There was one singular feature of this bargain, which showed, as nothing else could have shown, how little American diplomacy had to do with obtaining Louisiana, and how impossible it was for any European power, even the greatest, to hold the territory in the face of the steady westward growth of the American people. Napoleon forced Livingston and Monroe to become the reluctant purchasers not merely of New Orleans, but of all the immense territory which stretched vaguely northwestward to the Pacific. Jefferson at moments felt a desire to get all this western territory; but he was too timid and too vacillating to insist strenuously upon anything which he feared Napoleon would not grant. Madison felt a strong disinclination to see the national domain extended west of the Mississippi; and he so instructed Monroe and Livingston. In their turn the American envoys, with solemn fatuity, believed it might impress Napoleon favorably if they made much show of moderation, and they spent no small part of their time in explaining that they only wished a little bit of Louisiana, including New Orleans and the east bank of the lower Mississippi.
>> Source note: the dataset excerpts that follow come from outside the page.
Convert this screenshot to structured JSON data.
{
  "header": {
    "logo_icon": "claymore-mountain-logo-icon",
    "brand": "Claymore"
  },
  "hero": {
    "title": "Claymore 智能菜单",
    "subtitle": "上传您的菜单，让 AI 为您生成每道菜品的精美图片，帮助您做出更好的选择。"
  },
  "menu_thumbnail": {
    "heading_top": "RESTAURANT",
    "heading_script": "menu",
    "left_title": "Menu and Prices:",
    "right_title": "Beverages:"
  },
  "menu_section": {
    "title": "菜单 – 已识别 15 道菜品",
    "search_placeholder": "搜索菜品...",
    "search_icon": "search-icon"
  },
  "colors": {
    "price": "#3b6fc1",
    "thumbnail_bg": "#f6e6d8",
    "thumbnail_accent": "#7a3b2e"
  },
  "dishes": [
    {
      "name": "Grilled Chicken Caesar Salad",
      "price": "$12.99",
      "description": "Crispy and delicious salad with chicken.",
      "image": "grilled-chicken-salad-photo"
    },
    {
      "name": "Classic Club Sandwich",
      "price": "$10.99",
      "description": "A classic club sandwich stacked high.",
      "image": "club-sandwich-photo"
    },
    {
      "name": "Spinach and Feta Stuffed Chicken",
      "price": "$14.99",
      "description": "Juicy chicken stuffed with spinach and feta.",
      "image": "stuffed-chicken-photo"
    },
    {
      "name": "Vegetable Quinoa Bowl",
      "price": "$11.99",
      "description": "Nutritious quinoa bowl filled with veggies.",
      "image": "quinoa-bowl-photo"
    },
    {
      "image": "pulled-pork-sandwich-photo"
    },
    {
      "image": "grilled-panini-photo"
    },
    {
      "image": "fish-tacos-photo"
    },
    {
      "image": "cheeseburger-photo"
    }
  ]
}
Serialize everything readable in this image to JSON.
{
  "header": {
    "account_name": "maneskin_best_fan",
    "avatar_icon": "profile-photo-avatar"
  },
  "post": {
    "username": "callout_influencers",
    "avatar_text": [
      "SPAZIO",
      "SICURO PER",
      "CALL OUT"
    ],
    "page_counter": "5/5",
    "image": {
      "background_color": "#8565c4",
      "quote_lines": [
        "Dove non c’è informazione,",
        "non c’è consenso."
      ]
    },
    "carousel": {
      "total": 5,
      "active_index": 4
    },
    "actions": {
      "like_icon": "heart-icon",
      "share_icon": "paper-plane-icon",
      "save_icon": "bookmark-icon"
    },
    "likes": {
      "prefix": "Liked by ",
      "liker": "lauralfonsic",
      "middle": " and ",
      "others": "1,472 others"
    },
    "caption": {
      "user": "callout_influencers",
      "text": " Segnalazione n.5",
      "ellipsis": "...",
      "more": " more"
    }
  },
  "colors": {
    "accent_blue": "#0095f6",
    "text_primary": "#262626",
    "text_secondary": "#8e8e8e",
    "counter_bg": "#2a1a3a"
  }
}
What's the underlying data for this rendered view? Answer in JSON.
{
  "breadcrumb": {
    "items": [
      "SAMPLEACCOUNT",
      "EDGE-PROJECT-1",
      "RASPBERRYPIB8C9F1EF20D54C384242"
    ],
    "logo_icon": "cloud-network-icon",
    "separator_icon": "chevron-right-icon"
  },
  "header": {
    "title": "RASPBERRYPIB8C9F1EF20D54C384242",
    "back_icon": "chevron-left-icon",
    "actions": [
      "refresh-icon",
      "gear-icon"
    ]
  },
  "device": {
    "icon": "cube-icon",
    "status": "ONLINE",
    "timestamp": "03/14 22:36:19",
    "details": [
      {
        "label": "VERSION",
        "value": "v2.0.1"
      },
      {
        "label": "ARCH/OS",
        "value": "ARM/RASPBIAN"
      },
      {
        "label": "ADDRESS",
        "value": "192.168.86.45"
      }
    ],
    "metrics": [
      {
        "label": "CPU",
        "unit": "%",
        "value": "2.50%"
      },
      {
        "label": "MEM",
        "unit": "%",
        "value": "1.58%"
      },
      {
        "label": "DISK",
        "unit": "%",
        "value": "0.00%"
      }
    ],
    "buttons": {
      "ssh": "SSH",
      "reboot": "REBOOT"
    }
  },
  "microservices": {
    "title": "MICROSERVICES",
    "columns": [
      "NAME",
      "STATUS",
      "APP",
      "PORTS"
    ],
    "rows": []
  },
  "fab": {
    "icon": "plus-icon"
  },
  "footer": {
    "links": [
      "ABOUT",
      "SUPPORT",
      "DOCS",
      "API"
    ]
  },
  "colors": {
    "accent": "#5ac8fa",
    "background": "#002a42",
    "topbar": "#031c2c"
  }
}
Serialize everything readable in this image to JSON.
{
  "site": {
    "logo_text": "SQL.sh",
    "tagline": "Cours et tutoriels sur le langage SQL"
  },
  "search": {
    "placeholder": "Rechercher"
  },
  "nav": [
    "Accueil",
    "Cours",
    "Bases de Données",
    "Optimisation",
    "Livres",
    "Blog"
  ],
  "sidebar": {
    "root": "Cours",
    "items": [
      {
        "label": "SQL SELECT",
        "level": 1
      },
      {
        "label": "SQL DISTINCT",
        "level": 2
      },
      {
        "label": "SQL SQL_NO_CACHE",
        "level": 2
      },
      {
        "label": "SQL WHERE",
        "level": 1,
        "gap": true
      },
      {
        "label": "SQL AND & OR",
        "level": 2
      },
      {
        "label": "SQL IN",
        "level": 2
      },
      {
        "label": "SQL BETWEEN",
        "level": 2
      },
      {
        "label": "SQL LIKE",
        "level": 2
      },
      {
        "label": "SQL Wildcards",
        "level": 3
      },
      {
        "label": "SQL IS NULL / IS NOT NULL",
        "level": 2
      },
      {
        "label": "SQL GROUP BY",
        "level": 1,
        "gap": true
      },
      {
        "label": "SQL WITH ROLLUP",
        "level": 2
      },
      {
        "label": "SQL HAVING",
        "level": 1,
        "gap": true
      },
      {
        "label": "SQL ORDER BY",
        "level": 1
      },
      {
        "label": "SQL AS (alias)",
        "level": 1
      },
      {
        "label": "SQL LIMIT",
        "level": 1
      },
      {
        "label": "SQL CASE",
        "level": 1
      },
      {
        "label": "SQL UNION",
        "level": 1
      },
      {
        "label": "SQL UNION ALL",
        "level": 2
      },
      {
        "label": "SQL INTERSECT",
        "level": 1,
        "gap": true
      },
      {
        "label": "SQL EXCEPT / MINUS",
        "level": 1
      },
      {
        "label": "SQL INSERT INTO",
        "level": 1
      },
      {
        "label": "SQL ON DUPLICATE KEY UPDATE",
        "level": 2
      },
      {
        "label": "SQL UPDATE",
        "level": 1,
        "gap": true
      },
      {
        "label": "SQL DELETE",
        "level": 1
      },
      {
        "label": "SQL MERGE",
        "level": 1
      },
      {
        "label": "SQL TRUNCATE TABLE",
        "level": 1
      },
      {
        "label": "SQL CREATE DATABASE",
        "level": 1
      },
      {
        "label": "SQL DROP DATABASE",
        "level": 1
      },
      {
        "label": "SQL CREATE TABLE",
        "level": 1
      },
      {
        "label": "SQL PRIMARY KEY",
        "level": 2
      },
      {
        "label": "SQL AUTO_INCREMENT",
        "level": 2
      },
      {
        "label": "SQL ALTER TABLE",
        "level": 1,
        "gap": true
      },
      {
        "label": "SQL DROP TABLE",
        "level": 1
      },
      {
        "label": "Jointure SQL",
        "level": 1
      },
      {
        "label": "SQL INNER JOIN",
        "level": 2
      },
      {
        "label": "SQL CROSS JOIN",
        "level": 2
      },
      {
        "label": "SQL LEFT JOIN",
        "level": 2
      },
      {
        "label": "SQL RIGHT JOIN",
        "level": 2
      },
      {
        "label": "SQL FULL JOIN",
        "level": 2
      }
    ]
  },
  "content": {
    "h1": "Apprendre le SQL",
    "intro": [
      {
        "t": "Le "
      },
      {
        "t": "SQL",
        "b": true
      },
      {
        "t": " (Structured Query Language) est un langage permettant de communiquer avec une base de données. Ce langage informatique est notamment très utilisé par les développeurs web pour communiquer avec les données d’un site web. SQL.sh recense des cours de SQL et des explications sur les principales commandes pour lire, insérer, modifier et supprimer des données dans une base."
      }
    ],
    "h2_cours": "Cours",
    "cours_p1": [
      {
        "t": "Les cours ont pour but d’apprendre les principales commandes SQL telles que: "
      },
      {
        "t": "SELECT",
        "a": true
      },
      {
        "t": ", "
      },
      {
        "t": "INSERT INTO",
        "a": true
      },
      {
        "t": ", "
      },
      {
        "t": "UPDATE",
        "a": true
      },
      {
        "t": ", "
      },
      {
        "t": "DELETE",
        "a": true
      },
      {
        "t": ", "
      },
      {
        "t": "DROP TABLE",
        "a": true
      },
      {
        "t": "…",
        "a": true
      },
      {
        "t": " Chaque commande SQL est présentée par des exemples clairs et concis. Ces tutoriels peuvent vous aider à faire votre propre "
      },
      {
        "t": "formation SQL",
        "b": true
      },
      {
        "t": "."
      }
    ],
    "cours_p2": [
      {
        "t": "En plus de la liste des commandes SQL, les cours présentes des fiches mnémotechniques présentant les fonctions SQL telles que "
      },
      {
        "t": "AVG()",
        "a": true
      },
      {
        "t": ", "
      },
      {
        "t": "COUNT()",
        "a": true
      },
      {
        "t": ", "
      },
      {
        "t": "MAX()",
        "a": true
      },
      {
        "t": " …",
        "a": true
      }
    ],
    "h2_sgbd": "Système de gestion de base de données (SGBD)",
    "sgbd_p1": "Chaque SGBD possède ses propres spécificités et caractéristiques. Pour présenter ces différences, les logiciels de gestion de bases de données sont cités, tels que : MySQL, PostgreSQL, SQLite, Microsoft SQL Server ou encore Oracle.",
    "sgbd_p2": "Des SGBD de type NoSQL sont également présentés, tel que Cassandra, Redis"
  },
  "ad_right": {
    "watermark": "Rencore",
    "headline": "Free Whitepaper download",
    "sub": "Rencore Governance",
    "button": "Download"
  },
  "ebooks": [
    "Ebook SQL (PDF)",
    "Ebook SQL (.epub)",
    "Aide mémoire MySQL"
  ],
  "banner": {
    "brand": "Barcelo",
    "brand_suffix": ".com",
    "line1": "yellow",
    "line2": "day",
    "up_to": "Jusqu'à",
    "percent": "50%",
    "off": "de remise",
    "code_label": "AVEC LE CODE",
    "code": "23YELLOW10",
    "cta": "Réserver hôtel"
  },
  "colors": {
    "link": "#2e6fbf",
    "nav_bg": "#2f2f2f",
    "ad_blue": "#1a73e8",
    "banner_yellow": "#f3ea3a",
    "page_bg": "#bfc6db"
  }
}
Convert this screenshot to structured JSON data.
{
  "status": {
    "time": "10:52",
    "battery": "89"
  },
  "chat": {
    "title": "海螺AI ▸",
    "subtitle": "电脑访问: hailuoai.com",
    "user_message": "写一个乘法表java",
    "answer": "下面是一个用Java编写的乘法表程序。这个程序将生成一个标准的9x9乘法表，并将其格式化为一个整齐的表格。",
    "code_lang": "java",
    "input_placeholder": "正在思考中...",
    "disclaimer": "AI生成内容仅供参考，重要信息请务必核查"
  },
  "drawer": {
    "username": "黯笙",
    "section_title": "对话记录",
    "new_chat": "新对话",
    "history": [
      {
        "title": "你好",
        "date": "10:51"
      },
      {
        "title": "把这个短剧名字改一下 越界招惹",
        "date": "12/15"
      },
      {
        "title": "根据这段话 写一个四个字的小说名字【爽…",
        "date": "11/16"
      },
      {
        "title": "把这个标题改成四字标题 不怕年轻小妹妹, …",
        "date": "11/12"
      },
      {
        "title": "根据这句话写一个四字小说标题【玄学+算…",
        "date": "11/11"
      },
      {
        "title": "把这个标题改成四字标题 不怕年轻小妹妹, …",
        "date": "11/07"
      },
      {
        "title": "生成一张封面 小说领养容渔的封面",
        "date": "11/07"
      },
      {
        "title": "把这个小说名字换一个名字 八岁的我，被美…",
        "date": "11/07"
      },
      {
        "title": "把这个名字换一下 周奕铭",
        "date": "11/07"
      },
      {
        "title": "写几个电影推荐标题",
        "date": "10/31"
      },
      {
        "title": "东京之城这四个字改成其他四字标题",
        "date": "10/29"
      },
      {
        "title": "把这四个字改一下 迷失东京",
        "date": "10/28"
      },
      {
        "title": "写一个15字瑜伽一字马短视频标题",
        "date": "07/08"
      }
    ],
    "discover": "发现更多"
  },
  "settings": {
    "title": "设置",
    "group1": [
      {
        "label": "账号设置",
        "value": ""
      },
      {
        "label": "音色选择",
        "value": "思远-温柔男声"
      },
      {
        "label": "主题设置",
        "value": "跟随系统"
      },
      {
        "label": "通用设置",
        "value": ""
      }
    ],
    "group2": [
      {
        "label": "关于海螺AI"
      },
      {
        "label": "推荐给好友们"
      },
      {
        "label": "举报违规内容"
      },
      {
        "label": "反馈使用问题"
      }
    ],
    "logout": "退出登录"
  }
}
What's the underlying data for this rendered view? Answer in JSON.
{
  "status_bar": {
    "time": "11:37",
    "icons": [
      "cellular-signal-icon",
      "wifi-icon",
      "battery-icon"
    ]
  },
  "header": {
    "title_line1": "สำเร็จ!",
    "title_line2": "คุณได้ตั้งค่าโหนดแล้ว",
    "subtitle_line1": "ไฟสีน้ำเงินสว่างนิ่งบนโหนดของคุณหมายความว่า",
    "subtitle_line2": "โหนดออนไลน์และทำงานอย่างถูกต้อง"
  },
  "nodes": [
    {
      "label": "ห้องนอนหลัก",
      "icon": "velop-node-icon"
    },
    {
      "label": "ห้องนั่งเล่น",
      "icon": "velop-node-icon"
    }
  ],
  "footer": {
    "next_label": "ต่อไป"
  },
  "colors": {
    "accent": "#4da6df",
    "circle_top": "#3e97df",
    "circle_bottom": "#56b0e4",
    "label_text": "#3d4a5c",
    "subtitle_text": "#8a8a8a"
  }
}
Livingston indeed went so far as to express a very positive disinclination to take the territory west of the Mississippi at any price, stating that he should much prefer to see it remain in the hands of France or Spain, and suggesting, by way of apology for its acquisition, that it might be re-sold to some European power! But Napoleon saw clearly that if the French ceded New Orleans it was a simple physical impossibility for them to hold the rest of the Louisiana territory. If his fierce and irritable vanity had been touched he might, through mere wayward anger, have dared the Americans to a contest which, however disastrous to them, would ultimately have been more so to him; but he was a great statesman and a still greater soldier, and he did not need to be told that it would be worse than folly to try to keep a country when he had given up the key-position.